Vi los ojos encendidos de paisanos que pateaban con odio el coche -“¡llévate a morir a ese yonki de mierda a tu puta casa!”-. Vi los ojos eternamente pacientes de los voluntarios que no respondían a ningún insulto ni escupitajo. También vi los ojos sin dueño de los heroinómanos, cuya indisciplina a veces ponía en peligro a ellos mismos y a quienes los auxiliaban. Y recuerdo que solía discutir sobre cómo se estaba afrontando el asunto en público. Algunos se empeñaban en convencer al prójimo, ya fuera en la tele o en el bar, de que los drogadictos no suponían un problema.

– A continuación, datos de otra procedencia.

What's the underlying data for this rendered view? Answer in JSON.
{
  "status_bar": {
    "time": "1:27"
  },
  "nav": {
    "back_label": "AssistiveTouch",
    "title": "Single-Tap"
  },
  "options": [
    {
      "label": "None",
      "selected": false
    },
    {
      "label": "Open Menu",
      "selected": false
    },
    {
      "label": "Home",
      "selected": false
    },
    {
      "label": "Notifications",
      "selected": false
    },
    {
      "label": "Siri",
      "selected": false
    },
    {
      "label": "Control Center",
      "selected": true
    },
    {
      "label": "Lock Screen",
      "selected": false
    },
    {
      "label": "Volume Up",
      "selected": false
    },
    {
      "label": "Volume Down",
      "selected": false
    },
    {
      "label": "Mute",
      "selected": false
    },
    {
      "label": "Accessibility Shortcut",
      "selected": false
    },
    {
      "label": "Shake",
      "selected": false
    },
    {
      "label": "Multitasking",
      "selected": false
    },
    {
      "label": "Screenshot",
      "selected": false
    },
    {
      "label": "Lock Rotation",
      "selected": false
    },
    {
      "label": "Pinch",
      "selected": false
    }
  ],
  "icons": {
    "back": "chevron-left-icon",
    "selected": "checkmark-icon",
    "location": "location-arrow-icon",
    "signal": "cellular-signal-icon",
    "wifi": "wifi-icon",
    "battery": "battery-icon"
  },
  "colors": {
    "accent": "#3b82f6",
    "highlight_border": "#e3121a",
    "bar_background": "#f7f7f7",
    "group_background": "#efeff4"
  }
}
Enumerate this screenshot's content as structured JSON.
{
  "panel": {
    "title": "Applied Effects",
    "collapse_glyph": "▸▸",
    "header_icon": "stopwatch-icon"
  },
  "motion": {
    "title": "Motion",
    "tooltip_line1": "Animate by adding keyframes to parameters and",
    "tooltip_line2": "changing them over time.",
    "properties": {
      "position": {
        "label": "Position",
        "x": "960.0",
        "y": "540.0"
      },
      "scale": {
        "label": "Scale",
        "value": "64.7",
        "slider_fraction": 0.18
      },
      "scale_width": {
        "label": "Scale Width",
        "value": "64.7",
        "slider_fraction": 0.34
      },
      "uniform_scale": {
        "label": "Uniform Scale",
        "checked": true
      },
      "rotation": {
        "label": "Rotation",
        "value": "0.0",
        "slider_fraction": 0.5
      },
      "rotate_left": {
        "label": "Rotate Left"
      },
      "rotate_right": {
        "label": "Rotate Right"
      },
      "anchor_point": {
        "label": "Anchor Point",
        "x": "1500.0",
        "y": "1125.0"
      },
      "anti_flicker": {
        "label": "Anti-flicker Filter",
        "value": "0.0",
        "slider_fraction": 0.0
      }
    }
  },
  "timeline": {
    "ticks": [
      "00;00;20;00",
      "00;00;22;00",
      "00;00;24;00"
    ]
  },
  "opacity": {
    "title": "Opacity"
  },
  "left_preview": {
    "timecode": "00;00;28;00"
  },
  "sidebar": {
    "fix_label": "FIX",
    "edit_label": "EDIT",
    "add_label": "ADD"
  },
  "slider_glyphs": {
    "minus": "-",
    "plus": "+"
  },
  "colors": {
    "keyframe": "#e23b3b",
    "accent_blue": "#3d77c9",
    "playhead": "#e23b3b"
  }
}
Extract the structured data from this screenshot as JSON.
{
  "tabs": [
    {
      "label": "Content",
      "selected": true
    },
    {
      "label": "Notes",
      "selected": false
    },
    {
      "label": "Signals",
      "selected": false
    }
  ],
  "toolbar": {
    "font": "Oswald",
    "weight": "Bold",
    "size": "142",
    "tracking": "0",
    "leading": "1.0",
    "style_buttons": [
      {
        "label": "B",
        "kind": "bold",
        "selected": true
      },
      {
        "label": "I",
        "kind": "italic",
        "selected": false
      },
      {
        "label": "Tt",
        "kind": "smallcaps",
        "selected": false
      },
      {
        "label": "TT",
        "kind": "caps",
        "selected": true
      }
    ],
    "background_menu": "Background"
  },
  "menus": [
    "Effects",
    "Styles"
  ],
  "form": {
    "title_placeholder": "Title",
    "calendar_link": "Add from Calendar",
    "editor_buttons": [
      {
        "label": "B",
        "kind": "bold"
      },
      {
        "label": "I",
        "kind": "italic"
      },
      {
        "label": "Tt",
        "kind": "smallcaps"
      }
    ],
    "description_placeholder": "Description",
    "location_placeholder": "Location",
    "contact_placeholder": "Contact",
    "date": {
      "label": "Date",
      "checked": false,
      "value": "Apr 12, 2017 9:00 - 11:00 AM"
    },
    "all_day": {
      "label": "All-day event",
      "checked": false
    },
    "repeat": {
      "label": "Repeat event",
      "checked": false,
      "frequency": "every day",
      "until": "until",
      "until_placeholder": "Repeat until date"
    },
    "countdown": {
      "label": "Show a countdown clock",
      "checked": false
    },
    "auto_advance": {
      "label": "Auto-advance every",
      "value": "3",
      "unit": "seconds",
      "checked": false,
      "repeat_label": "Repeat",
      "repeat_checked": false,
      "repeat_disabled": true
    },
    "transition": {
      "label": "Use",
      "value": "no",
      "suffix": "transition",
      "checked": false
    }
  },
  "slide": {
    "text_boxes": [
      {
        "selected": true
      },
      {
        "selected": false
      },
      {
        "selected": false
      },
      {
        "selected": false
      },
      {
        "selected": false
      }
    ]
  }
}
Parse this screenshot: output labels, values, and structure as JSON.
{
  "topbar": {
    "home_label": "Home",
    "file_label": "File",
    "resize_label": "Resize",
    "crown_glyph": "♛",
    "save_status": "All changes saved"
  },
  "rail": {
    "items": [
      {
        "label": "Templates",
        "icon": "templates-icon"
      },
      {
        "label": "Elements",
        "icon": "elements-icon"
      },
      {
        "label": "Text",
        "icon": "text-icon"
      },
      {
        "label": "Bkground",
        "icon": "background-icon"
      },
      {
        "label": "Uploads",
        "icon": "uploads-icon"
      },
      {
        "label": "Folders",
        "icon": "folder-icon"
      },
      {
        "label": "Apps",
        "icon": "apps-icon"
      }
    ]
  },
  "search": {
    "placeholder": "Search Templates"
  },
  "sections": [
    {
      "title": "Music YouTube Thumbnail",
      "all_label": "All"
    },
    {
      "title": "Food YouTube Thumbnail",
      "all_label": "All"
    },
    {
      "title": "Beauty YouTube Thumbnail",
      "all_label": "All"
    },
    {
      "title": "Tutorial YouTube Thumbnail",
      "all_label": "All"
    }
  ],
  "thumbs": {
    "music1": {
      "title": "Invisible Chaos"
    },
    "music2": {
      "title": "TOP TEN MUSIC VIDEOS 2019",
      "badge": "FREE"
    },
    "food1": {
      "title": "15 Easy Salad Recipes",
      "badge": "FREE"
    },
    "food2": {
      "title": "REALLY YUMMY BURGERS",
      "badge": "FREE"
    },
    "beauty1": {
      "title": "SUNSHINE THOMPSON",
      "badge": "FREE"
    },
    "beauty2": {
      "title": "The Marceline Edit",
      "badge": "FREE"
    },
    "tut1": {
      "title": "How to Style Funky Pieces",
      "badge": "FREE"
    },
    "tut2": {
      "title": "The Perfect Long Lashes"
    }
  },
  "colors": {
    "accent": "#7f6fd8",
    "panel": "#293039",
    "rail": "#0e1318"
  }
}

Yo en cambio opinaba que, sin llegar a constituir la exagerada amenaza que propagaban sus enemigos, sí podían causar molestias y que la clave era evitarlas, no negarlas.
Lo mismo pienso, ya que estamos, de los refugiados. Lo que engrandece a Europa no es acogerlos porque son un compendio de virtudes, sino hacerlo aunque unos cuantos no lo sean. Y lo que la entontece es creer que viniendo de Siria y Afganistán comparten nuestros valores acerca de, por ejemplo, la mujer, el laicismo y la homosexualidad. Y así nos va.